幻覺排毒：用於大型語言模型訓練的敏感神經元放棄（SeND）

摘要

隨著大型語言模型（LLMs）在各行業中的部署日益增加，對其可靠性的擔憂也日益增加，特別是由於幻覺-輸出結果在事實上不準確或與用戶輸入無關。我們的研究調查了訓練過程與幻覺出現之間的關係，以解決現有研究中的一個關鍵缺口，該研究主要集中在事後檢測和緩解策略。我們使用Pythia套件中的模型（70M-12B參數）和多個幻覺檢測指標，分析訓練過程中的幻覺趨勢，並探索LLM內部動態。我們引入了一種名為SEnsitive Neuron Dropout（SeND）的新型訓練協議，旨在通過在訓練過程中減少變異來緩解幻覺。SeND通過在數據集上具有顯著變異性的神經元，即敏感神經元，來確定性地丟棄神經元來實現這一目標。此外，我們開發了一種無監督幻覺檢測指標，即Efficient EigenScore（EES），它以2倍速度近似傳統的EigenScore。這種高效的指標被整合到我們的協議中，使SeND在計算上既可擴展又能有效減少幻覺。我們的實證評估表明，與正常訓練相比，我們的方法在測試時將LLM的可靠性提高了高達40％，同時還提供了一種有效的方法，可以在將LLM適應於維基百科和醫學數據集等領域時提高事實準確性。

English

As large language models (LLMs) become increasingly deployed across various industries, concerns regarding their reliability, particularly due to hallucinations-outputs that are factually inaccurate or irrelevant to user input-have grown.

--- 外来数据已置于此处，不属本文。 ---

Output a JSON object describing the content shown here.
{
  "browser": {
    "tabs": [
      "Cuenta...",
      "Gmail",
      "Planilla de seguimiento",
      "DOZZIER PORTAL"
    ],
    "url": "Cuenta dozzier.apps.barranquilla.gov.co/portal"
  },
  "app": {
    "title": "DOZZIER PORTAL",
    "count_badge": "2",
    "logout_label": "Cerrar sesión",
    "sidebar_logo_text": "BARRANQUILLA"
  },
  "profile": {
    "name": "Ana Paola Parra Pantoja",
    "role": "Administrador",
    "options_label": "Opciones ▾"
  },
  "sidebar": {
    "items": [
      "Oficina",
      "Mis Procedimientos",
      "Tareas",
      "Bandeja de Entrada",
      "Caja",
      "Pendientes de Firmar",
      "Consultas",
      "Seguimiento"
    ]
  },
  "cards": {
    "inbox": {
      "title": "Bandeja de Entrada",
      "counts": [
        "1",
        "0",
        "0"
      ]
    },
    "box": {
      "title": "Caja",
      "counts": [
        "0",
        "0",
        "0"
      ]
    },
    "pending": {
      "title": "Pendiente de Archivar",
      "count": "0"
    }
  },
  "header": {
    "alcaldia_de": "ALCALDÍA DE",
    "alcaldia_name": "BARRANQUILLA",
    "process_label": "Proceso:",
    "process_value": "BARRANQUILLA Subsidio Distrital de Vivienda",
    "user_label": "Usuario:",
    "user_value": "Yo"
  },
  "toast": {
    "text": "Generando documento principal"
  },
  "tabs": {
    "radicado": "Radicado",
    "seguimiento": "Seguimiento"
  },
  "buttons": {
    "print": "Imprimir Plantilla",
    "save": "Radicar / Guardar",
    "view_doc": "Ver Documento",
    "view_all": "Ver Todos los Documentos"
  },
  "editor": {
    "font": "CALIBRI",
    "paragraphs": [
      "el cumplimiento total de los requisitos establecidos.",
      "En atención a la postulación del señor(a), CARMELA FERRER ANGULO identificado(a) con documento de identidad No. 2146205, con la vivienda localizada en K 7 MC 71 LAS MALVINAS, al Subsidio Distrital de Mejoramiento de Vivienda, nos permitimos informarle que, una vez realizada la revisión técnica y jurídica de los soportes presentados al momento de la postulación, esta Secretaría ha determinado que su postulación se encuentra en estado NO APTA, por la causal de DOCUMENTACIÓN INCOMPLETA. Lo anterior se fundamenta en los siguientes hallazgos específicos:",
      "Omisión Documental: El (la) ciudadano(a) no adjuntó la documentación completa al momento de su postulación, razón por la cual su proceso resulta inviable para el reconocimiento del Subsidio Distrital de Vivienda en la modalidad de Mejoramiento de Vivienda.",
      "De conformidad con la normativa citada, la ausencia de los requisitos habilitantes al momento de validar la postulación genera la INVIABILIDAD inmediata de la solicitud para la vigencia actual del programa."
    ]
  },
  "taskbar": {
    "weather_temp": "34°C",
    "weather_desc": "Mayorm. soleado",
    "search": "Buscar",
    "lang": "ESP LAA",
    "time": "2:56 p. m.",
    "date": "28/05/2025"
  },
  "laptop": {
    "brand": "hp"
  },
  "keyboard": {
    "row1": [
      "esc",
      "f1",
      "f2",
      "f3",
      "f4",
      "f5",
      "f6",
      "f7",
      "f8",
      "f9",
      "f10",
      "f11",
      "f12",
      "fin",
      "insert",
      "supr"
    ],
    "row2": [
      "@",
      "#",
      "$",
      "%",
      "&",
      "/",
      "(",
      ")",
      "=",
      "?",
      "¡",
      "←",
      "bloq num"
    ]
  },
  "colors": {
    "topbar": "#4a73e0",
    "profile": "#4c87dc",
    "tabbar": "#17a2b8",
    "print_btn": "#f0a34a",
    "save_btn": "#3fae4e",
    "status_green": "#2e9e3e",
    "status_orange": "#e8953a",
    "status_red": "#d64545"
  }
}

Our research investigates the relationship between the training process and the emergence of hallucinations to address a key gap in existing research that focuses primarily on post hoc detection and mitigation strategies. Using models from the Pythia suite (70M-12B parameters) and several hallucination detection metrics, we analyze hallucination trends throughout training and explore LLM internal dynamics. We introduce SEnsitive Neuron Dropout (SeND), a novel training protocol designed to mitigate hallucinations by reducing variance during training. SeND achieves this by deterministically dropping neurons with significant variability on a dataset, referred to as Sensitive Neurons. In addition, we develop an unsupervised hallucination detection metric, Efficient EigenScore (EES), which approximates the traditional EigenScore in 2x speed. This efficient metric is integrated into our protocol, allowing SeND to be both computationally scalable and effective at reducing hallucinations. Our empirical evaluation demonstrates that our approach improves LLM reliability at test time by up to 40% compared to normal training while also providing an efficient method to improve factual accuracy when adapting LLMs to domains such as Wikipedia and Medical datasets.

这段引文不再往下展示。